Hal itu membuat Liu Xingsheng menggelengkan kepalanya. Bagaimana mungkin dia bisa naik di punggung Yi Hua yang kecil ini. Bagaimana jika ia tak sengaja mematahkan tulang rusuk Yi Hua karena tubuh beratnya.


"Yi Hua, aku rasa kau hanya perlu memapahku. Meski tubuhmu kuat seperti sapi, tetapi kau perlu tenaga untuk bertarung," ujar Liu Xingsheng sambil membentangkan kipasnya. Setidaknya ia bisa menjauhkan para mayat ini jika mereka mendekat.


Yi Hua bangkit kembali. Seperti yang dikatakan oleh Liu Xingsheng, mereka perlu tenaga untuk bertahan. Ia hanya berharap semua penduduk yang tinggal di dekat alun tidak membuka pintu kediaman mereka. Itu akan menambah masalah baru nantinya.


Yi Hua memerintahkan sambil memapah Liu Xingsheng, "Periksa jalan, Xiao."


Liu Xingsheng jelas mendengarnya, tetapi ia tak bisa bertanya apa-apa pada Yi Hua. Jelas sekali ia juga sudah terbiasa dengan Yi Hua yang sering bicara sendiri. Ia hanya berusaha menegakkan tubuhnya yang lemah. Sebisa mungkin menahan beban tubuhnya.
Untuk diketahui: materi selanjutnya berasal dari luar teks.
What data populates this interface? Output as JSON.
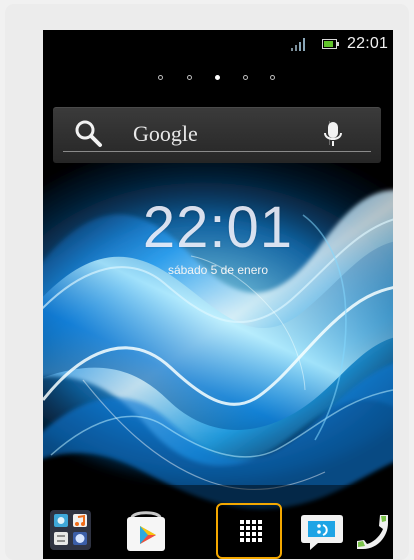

Tinggi Yi Hua hanya sampai di leher Liu Xingsheng. Hal itu membuat Liu Xingsheng tertawa kecil. "Dengan tubuh kecilmu ini, jika suatu saat kau mengaku jika kau seorang gadis, aku akan langsung percaya," ujar Liu Xingsheng dengan tawanya.
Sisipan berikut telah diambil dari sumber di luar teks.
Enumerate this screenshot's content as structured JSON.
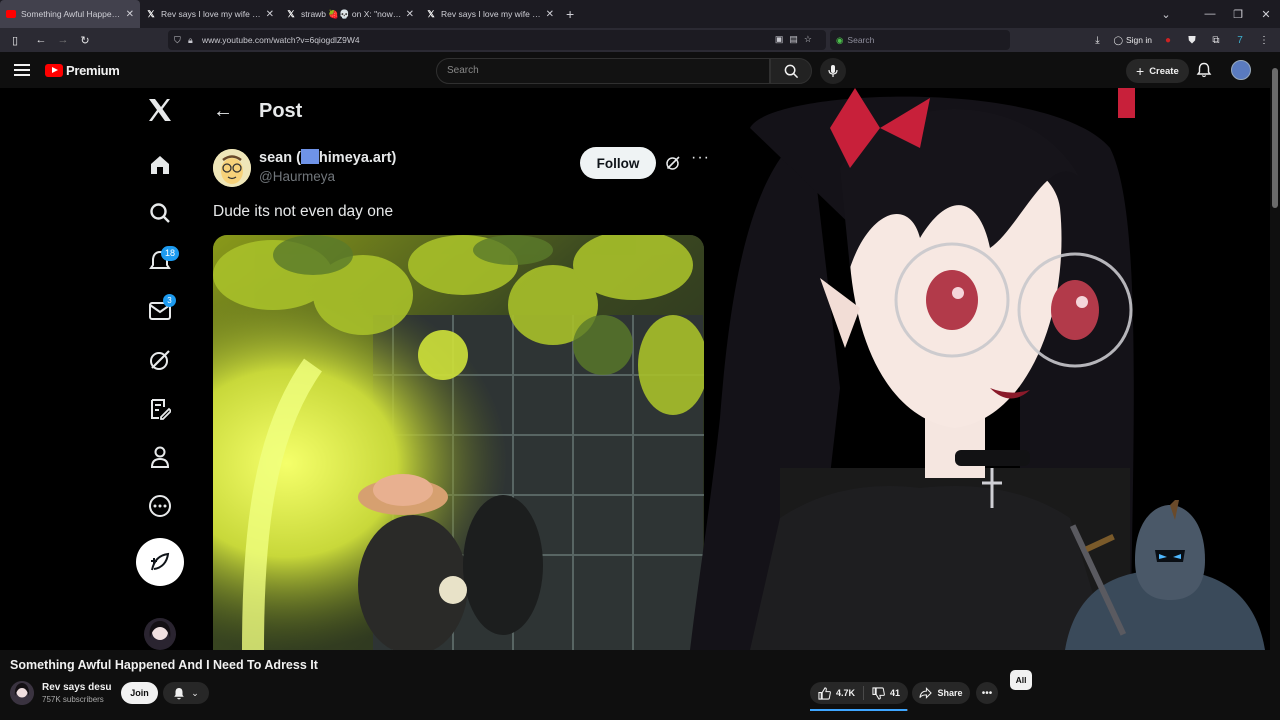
{
  "browser": {
    "tabs": [
      {
        "title": "Something Awful Happened An",
        "favicon": "youtube-icon",
        "active": true
      },
      {
        "title": "Rev says I love my wife (@Rev_s",
        "favicon": "x-icon",
        "active": false
      },
      {
        "title": "strawb 🍓💀 on X: \"now THIS",
        "favicon": "x-icon",
        "active": false
      },
      {
        "title": "Rev says I love my wife on X: \"-",
        "favicon": "x-icon",
        "active": false
      }
    ],
    "url": "www.youtube.com/watch?v=6qiogdlZ9W4",
    "search_placeholder": "Search",
    "sign_in_label": "Sign in"
  },
  "youtube": {
    "logo_text": "Premium",
    "search_placeholder": "Search",
    "create_label": "Create",
    "video_title": "Something Awful Happened And I Need To Adress It",
    "channel_name": "Rev says desu",
    "subscribers": "757K subscribers",
    "join_label": "Join",
    "likes": "4.7K",
    "dislikes": "41",
    "share_label": "Share",
    "chip_all": "All",
    "like_ratio": 0.99
  },
  "x_post": {
    "header_title": "Post",
    "author_name_prefix": "sean (",
    "author_name_suffix": "himeya.art)",
    "author_handle": "@Haurmeya",
    "follow_label": "Follow",
    "text": "Dude its not even day one",
    "badges": {
      "notifications": "18",
      "messages": "3"
    }
  },
  "colors": {
    "x_blue": "#1d9bf0",
    "youtube_red": "#ff0000",
    "like_bar": "#3ea6ff"
  }
}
Aku memang gadis, Liu Xingsheng! Hanya saja kau yang sering bercanda, tetapi benar itu.


Xiao memberi arah, "Terus saja ke arah kiri, HuaHua. Di sana ada rumah penduduk yang paling terdekat dengan jarakmu. Kau bisa meminta beras untuk mengobati keracunan bubuk mayat Liu Xingsheng ini."


Yi Hua mengangguk sambil menyesuaikan pandangan melalui cahaya minim. Mungkin ada lentera yang terjatuh ke tanah sehingga menimbulkan api. Dan, terima kasih, karena berkat itu ada sedikit cahaya di malam tak berbintang ini. Mungkin tak lama lagi hujan.


SRAK!


SRAK!


"HuaHua, di sebelah kananmu ada mayat berjalan." Xiao segera memberitahu Yi Hua.


Yi Hua melepaskan Liu Xingsheng sebentar, dan berharap Perdana Menteri itu tidak ambruk. Lalu, Yi Hua menuju ke arah mayat berjalan itu untuk menendang kepalanya.


BUKH!


Tendangan Yi Hua cukup keras, tetapi tak bisa memecahkan kepalanya. Hal itu yang membuat Yi Hua harus memukulnya lagi dengan pedang Li Wei yang masih terbalut kain. Darah hitam memercik di kain putih yang dililitkan Yi Hua di pedang Li Wei.


"Kejam sekali. Aku tak percaya jika ada gadis yang begitu kejam dalam memecahkan kepala seperti dirimu," komentar Xiao.


Namun Yi Hua hanya merespon dengan santai. "Lalu, apa nyawa bisa terselamatkan jika hanya ketakutan dan menangis?"


Jelas tidak bisa.


Sejak awal ia hidup kembali sebagai Yi Hua, ia memiliki banyak peristiwa mengerikan. Ditambah lagi ketika ia tahu bahwa dirinya adalah Li Wei. Ia sangat yakin bahwa banyak hal mengerikan yang akan dia alami di kemudian hari.


Kemudian, ... Dia tak bisa bergantung pada penyelamatan orang lain. Ia harus bisa bertarung.


Oh iya ... Liu Xingsheng, dimana dia?


Jangan sampai Perdana Menteri itu sudah dikoyak-koyak oleh mayat hidup. Namun seingat Yi Hua, Liu Xingsheng itu cukup berisik. Sehingga jika dia melihat atau disentuh oleh mayat hidup, dia akan berteriak. Akan tetapi, di sekitar Yi Hua cukup sepi.


BUGH!


Yi Hua mendengar pukulan yang tak jauh dari tempatnya. Ia menerbangkan kertas jimatnya lagi. Beruntung Yi Hua selalu membuat kertas jimat yang cukup banyak. Ia harus siaga jika terjadi situasi seperti sekarang.


Lalu, ...


Yi Hua melihat Liu Xingsheng berdiri di dalam gelap. Ia segera berlari menuju Liu Xingsheng, dan ia menyadari jika di depan Liu Xingsheng ada mayat berjalan yang sudah pecah kepalanya. Lalu, Liu Xingsheng menoleh padanya, tetapi tatapannya agak serius. Berbeda dengan biasanya.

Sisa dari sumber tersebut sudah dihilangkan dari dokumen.